A capital paranaense registrou no primeiro semestre de 2017 alta de 61,7% nas vendas de apartamentos novos e 17% nos lançamentos residenciais na comparação com o primeiro semestre do ano anterior. Os dados são da pesquisa realizada pela Associação dos Dirigentes de Empresas do Mercado Imobiliário do Paraná (Ademi-PR) em parceria com a BRAIN Bureau de Inteligência.
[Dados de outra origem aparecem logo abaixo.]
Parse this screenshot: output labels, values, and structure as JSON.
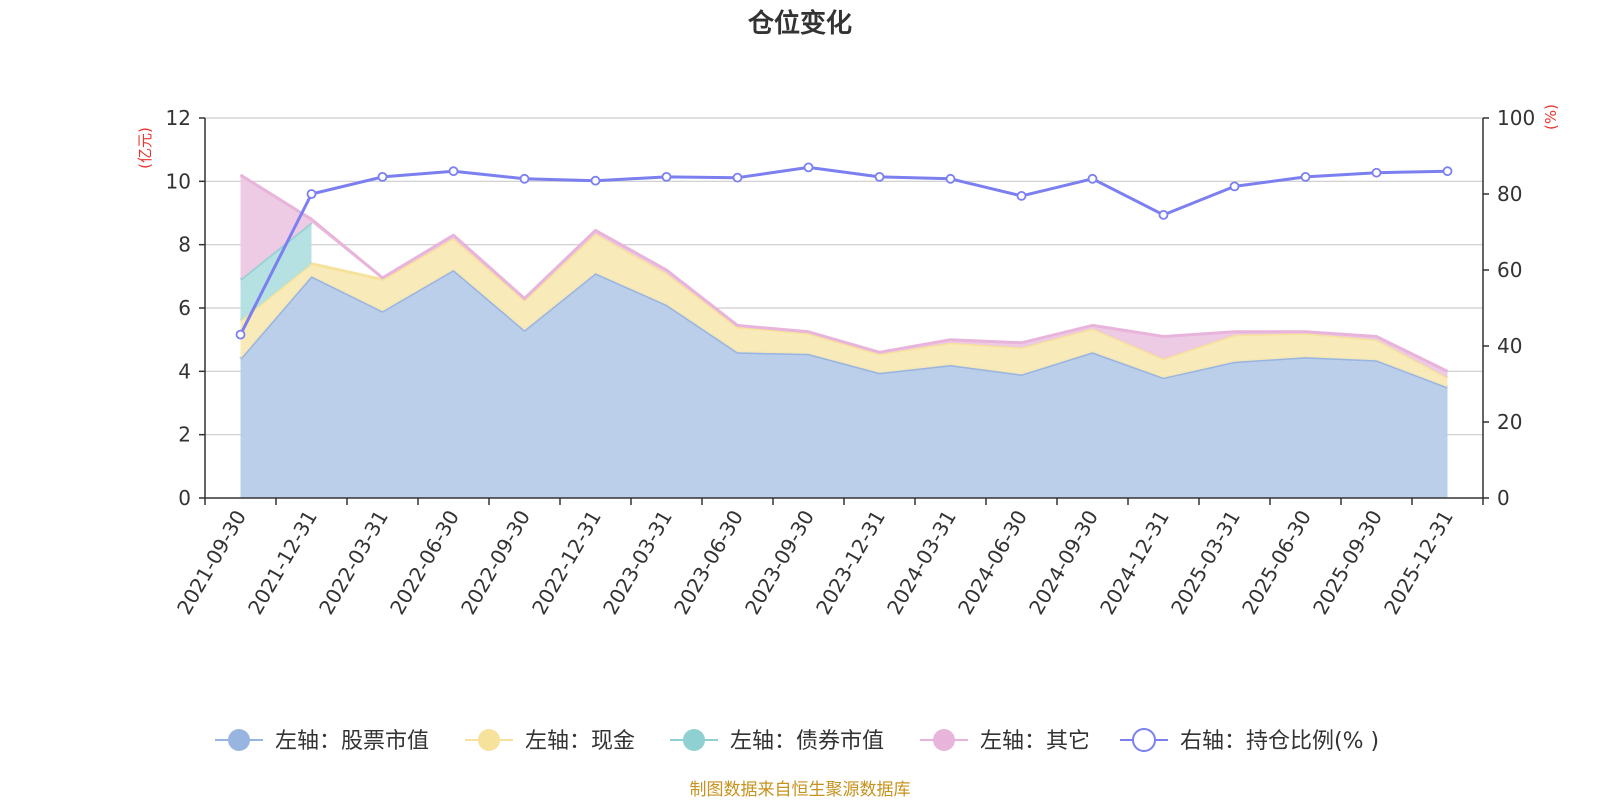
{
  "chart_data": {
    "type": "area",
    "title": "仓位变化",
    "left_axis": {
      "label": "(亿元)",
      "min": 0,
      "max": 12,
      "ticks": [
        0,
        2,
        4,
        6,
        8,
        10,
        12
      ]
    },
    "right_axis": {
      "label": "(%)",
      "min": 0,
      "max": 100,
      "ticks": [
        0,
        20,
        40,
        60,
        80,
        100
      ]
    },
    "categories": [
      "2021-09-30",
      "2021-12-31",
      "2022-03-31",
      "2022-06-30",
      "2022-09-30",
      "2022-12-31",
      "2023-03-31",
      "2023-06-30",
      "2023-09-30",
      "2023-12-31",
      "2024-03-31",
      "2024-06-30",
      "2024-09-30",
      "2024-12-31",
      "2025-03-31",
      "2025-06-30",
      "2025-09-30",
      "2025-12-31"
    ],
    "series": [
      {
        "name": "左轴：股票市值",
        "axis": "left",
        "stacked": true,
        "color": "#98b4e0",
        "fill": "#b8cce9",
        "values": [
          4.4,
          7.0,
          5.9,
          7.2,
          5.3,
          7.1,
          6.1,
          4.6,
          4.55,
          3.95,
          4.2,
          3.9,
          4.6,
          3.8,
          4.3,
          4.45,
          4.35,
          3.5
        ]
      },
      {
        "name": "左轴：现金",
        "axis": "left",
        "stacked": true,
        "color": "#f7e29b",
        "fill": "#f8e9b5",
        "values": [
          1.2,
          0.4,
          1.0,
          1.0,
          0.95,
          1.25,
          1.0,
          0.8,
          0.65,
          0.6,
          0.7,
          0.85,
          0.75,
          0.6,
          0.85,
          0.75,
          0.65,
          0.3
        ]
      },
      {
        "name": "左轴：债券市值",
        "axis": "left",
        "stacked": true,
        "color": "#8fd1d3",
        "fill": "#b1dfe0",
        "values": [
          1.3,
          1.3,
          0,
          0,
          0,
          0,
          0,
          0,
          0,
          0,
          0,
          0,
          0,
          0,
          0,
          0,
          0,
          0
        ]
      },
      {
        "name": "左轴：其它",
        "axis": "left",
        "stacked": true,
        "color": "#e8b4db",
        "fill": "#edc8e3",
        "values": [
          3.3,
          0.1,
          0.05,
          0.1,
          0.05,
          0.1,
          0.1,
          0.05,
          0.05,
          0.05,
          0.1,
          0.15,
          0.1,
          0.7,
          0.1,
          0.05,
          0.1,
          0.2
        ]
      },
      {
        "name": "右轴：持仓比例(%)",
        "axis": "right",
        "stacked": false,
        "color": "#7b7ff0",
        "values": [
          43,
          80,
          84.5,
          86,
          84,
          83.5,
          84.5,
          84.3,
          87,
          84.5,
          84,
          79.5,
          84,
          74.5,
          82,
          84.5,
          85.6,
          86
        ]
      }
    ],
    "legend": [
      "左轴：股票市值",
      "左轴：现金",
      "左轴：债券市值",
      "左轴：其它",
      "右轴：持仓比例(% )"
    ],
    "legend_position": "bottom",
    "grid": true
  },
  "footer": {
    "source": "制图数据来自恒生聚源数据库"
  },
  "colors": {
    "axis_label": "#e8352f",
    "footer": "#c7921e",
    "grid": "#cccccc",
    "text": "#333333"
  }
}
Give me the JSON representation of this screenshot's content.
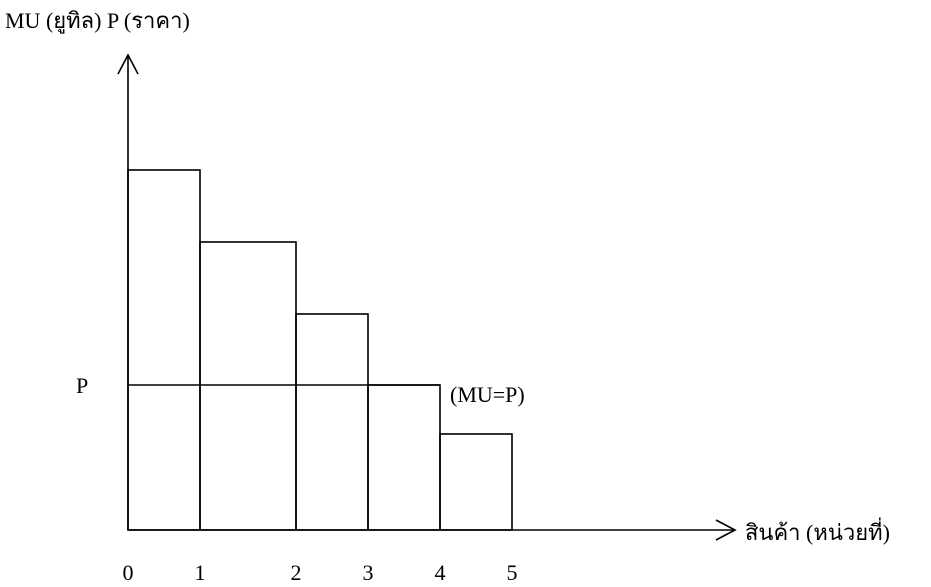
{
  "axis": {
    "y_label": "MU (ยูทิล) P (ราคา)",
    "x_label": "สินค้า (หน่วยที่)"
  },
  "labels": {
    "price": "P",
    "equilibrium": "(MU=P)"
  },
  "x_ticks": [
    "0",
    "1",
    "2",
    "3",
    "4",
    "5"
  ]
}
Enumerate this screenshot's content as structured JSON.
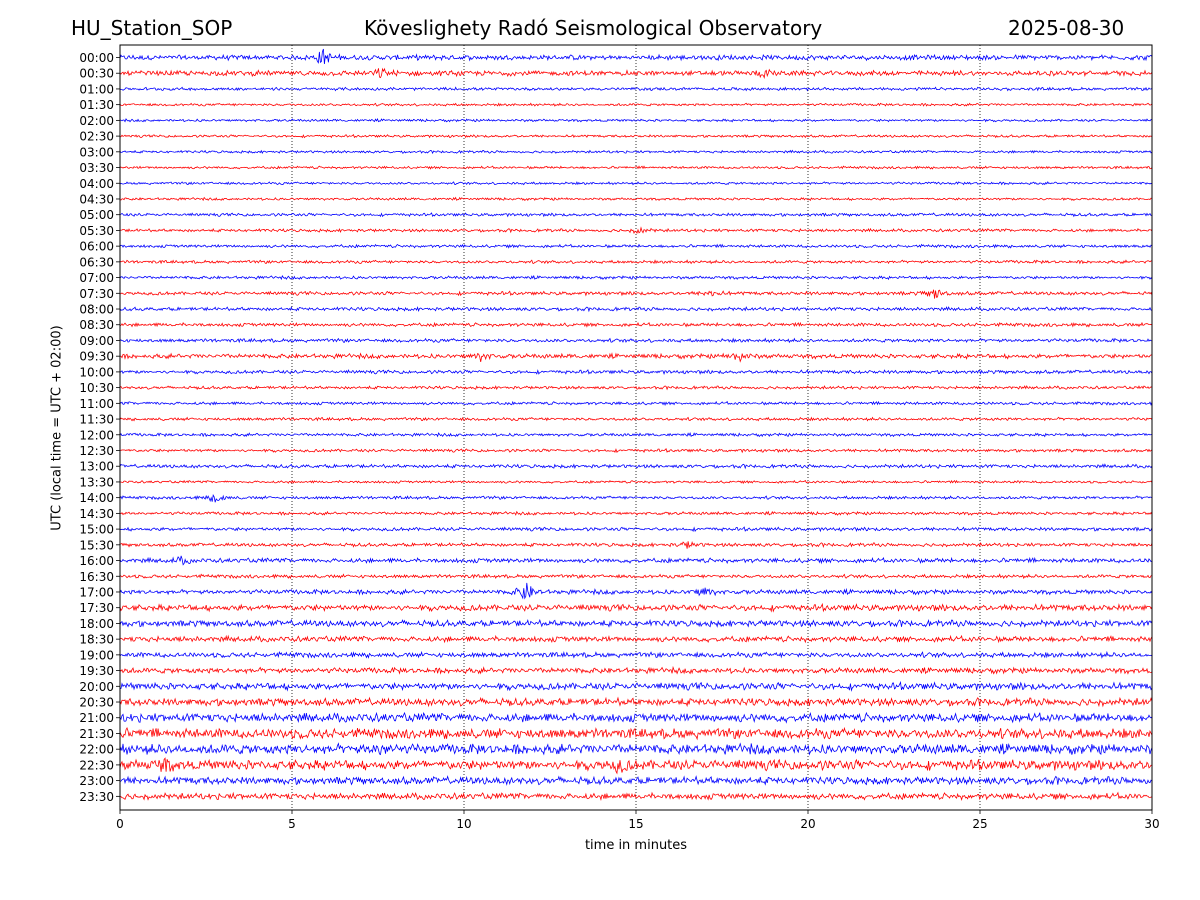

Das unidades residenciais comercializadas, os imóveis com valor a partir R$ 215 mil predominaram. Já os empreendimentos de padrão médio (R$ 400.001,00 a R$ 700 mil) e de luxo (R$ 1.000,001,00 a R$ 2 milhões) também apresentaram crescimento nos lançamentos com quatro empreendimentos, sendo dois lançamentos.

Entre janeiro e junho de 2017 todos os padrões registraram alta na oferta de unidades em Curitiba, no entanto, se destacaram os imóveis de padrão médio que obtiveram uma oferta quatro vezes maior em 2017 do que no primeiro semestre de 2016, passando de 85 unidades para 388 unidades. Os imóveis de padrão alto com preço de R$ 700.001,00 a R$ 1 milhão dobraram de 150 (2016) para 344 unidades (2017).

O preço médio do metro quadrado privativo foi de R$ 7.011,00 no mês de junho, maior valor acompanhado na capital até o momento. O acumulado nos últimos 12 meses foi de 6,0%. “Além do aumento dos custos de construção e de padrão mais elevado dos novos empreendimentos, existem bairros com uma oferta mínima em relação à demanda, o que puxa o preço desses imóveis para cima”, comentou o vice-presidente da Ademi/PR, Leonardo Pissetti.

Nas modalidades de imóveis, os apartamentos com três dormitórios, studios e lofts foram o que apresentaram maior variação, com 7,2%, e os apartamentos de um dormitório registraram alta de 5,5%, com metro quadrado privativo de R$ 6.931,00 e R$ 7.500,00, respectivamente.

O bairro do Batel continua a exibir o maior valor por metro quadrado privativo com preço de R$ 10.425,00, enquanto a média entre as tipologias atinge R$ 13.749,00.

Dos imóveis disponíveis, 51% da procura dos compradores foi para aluguel e 49% para vendas, deste volume, 64% são apartamentos e 36% casas. “Um levantamento que realizamos recentemente mostrou que, nos últimos 12 meses, enquanto os mercados imobiliários do Rio de Janeiro e São Paulo tiveram retração, o curitibano se movimentou similar à inflação. Com isso, acreditamos que o consumidor que deseja investir na região e está procurando uma boa oportunidade, deve aproveitar o momento”, disse a coordenadora de Marketing, Angélica Quintela.